ECONOMIC TALK: How soon can we expect ‘turnaround’ 

ECONOMIC TALK: How soon can we expect ‘turnaround’ 

Source: ECONOMIC TALK: How soon can we expect ‘turnaround’ | The Financial Gazette April 26, 2018


Just how soon can we expect the economy to be revived?

By Munyaradzi Mugowo
THE kind of “turnaround” that will satisfy the general Zimbabwean citizenry may be lengthier than expected.

I will defer an analysis of the three dimensions of the turnaround to my next article and restrict my focus here to an assessment of the feasibility of achieving any of the three before elections.
Already, the euphoria that came with the inauguration of a new government in November 2017 has almost completely died out and the number of citizens still holding onto the faith of a fabled economic turnaround is gradually dwindling.

The question on the minds of the general Zimbabwean citizenry is how much longer will they have to wait to see the green shoots of recovery, for they feel they have waited long enough already.
Some already feel betrayed while others are either indifferent or have been induced to think they rushed to talk about a post-crisis economic transition too soon, given the persistence of long-standing challenges.

Naturally, it is always difficult to deal with restive people, let alone a nation which has suffered too many adversities for far too long and subsequently lost all patience and confidence.
Caprices in sentiment and uncertainties about the future are typical in the aftermaths of a protracted and deep crisis lasting two decades, only separated by a cyclical recovery of 2009-2013, which promised plenty, but delivered little.

Just how soon can we expect an end to the present crisis?

A lot depends on the policy options taken; the scope, timing and sequencing of reforms and the political commitment to reform. Given the state of imbalances in the economy, the turnaround required is one that restores economic stabilisation, sustainability and resilience.

As my previous analyses showed, the imbalances are multi-dimensional and interlinked. More critically, the post-Robert Mugabe administration, as a transitional government, has a little over six months to tackle deep-lying economic imbalances arising from 37 years of ruinous policies and economic mismanagement.

To achieve economic stabilisation and take the economy back to stable, sustainable and resilient growth, they will need a much longer period of strategic policy actions and support reforms. Ironically, the electorate wants President Emmerson Mnangagwa (ED) to deliver economic stabilisation first before they can “reward” him with an extended term to do the rest.

ED and his administration are no less clued-up of their dilemma and are battling to strike the delicate balance between reform and political survival, even with full knowledge that some people will be disillusioned in the process. They are also pretty aware that political expedience will in some cases lead to a negation of reforms, some of which are long-awaited.
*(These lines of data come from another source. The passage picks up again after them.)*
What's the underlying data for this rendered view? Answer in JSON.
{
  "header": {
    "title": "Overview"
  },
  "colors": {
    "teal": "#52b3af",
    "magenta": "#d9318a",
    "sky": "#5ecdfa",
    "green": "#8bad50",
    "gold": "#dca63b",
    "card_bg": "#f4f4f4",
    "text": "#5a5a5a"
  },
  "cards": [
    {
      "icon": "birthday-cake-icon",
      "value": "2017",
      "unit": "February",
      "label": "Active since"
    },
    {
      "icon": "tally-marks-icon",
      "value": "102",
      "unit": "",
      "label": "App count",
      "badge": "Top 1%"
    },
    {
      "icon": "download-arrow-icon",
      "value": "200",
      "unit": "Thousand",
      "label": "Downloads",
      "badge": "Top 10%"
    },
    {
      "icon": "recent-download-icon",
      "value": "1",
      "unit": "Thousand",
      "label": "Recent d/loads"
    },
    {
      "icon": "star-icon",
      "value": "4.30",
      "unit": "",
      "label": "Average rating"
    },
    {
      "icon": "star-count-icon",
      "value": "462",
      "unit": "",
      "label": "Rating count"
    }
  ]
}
For instance, they cannot hit it off with retrenchments a few months before an election even if it’s one of the measures required to address long-run fiscal imbalances. Any political miscalculation or mistiming in their pursuit of reform may cost them their political future.
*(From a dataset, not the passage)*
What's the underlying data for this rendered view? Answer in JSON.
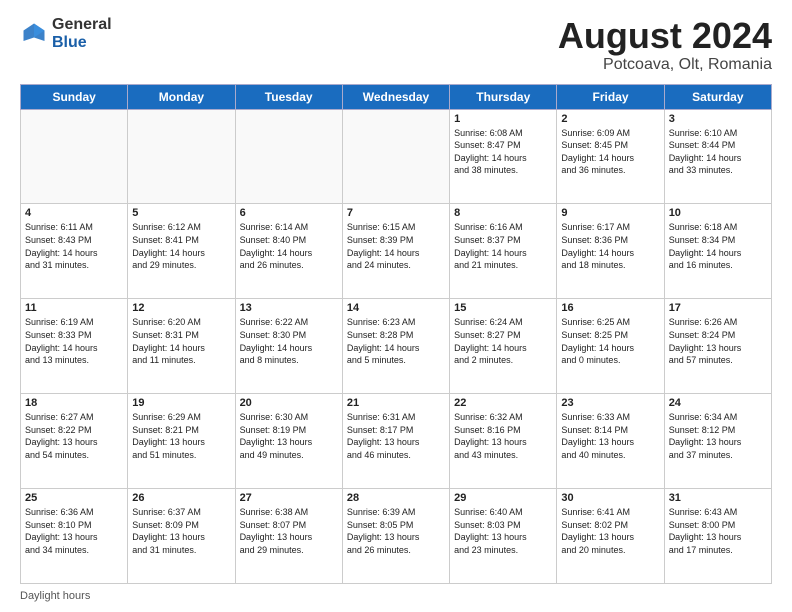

My next paper will prove that the economic stabilisation required in Zimbabwe is not the typical cyclical adjustment seen around the world. The stabilisation package should contain measures to control inflation, eliminate trade and fiscal deficits, curb further growth in public debt, end cash crisis and reduce company closures and job losses.

Government’s dilemma is that stabilisation, sustainability and resilience cannot be pursued independent of each other. More time will be needed to address the imbalances.
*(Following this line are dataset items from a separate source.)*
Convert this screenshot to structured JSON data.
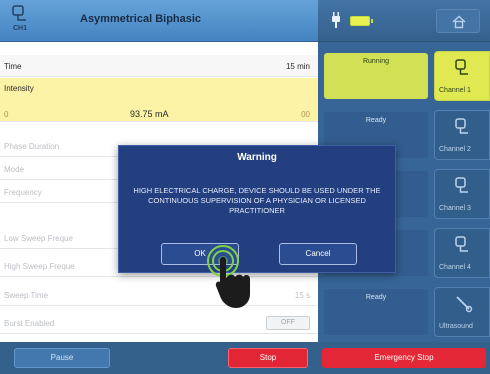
{
  "header": {
    "channel_label": "CH1",
    "program_title": "Asymmetrical Biphasic"
  },
  "params": {
    "time": {
      "label": "Time",
      "value": "15 min"
    },
    "intensity": {
      "label": "Intensity",
      "min": "0",
      "value": "93.75 mA",
      "max": "00"
    },
    "phase_duration": {
      "label": "Phase Duration"
    },
    "mode": {
      "label": "Mode"
    },
    "frequency": {
      "label": "Frequency"
    },
    "low_sweep": {
      "label": "Low Sweep Freque"
    },
    "high_sweep": {
      "label": "High Sweep Freque"
    },
    "sweep_time": {
      "label": "Sweep Time",
      "value": "15 s"
    },
    "burst": {
      "label": "Burst Enabled",
      "value": "OFF"
    }
  },
  "footer": {
    "pause": "Pause",
    "stop": "Stop",
    "emergency_stop": "Emergency Stop"
  },
  "channels": [
    {
      "status": "Running",
      "label": "Channel 1",
      "active": true
    },
    {
      "status": "Ready",
      "label": "Channel 2",
      "active": false
    },
    {
      "status": "",
      "label": "Channel 3",
      "active": false
    },
    {
      "status": "",
      "label": "Channel 4",
      "active": false
    },
    {
      "status": "Ready",
      "label": "Ultrasound",
      "active": false
    }
  ],
  "dialog": {
    "title": "Warning",
    "message": "HIGH ELECTRICAL CHARGE, DEVICE SHOULD BE USED UNDER THE CONTINUOUS SUPERVISION OF A PHYSICIAN OR LICENSED PRACTITIONER",
    "ok": "OK",
    "cancel": "Cancel"
  },
  "colors": {
    "header_blue": "#4a8cc9",
    "intensity_highlight": "#fdf3a3",
    "active_channel": "#dfe94a",
    "stop_red": "#e21e2e",
    "dialog_blue": "#233f80"
  },
  "icons": {
    "channel": "electrode-pad-icon",
    "plug": "power-plug-icon",
    "battery": "battery-icon",
    "home": "home-icon",
    "ultrasound": "ultrasound-probe-icon",
    "cursor": "hand-pointer-icon"
  }
}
At this juncture in the politics of transition, it is somehow imprudent to expect sweeping institutional and structural reforms. It stands only to reason that a government with a short-term mandate cannot be expected to set long-term goals that go far beyond its tenure. That cannot be construed as lack of political will.

Forgiving any self-serving inaction on problematic issues and focusing exclusively on the journey travelled so far, ED’s administration has in just over four months made huge strides in addressing key institutional, structural and policy challenges that the last administration was either unable or unwilling to address in 37 years.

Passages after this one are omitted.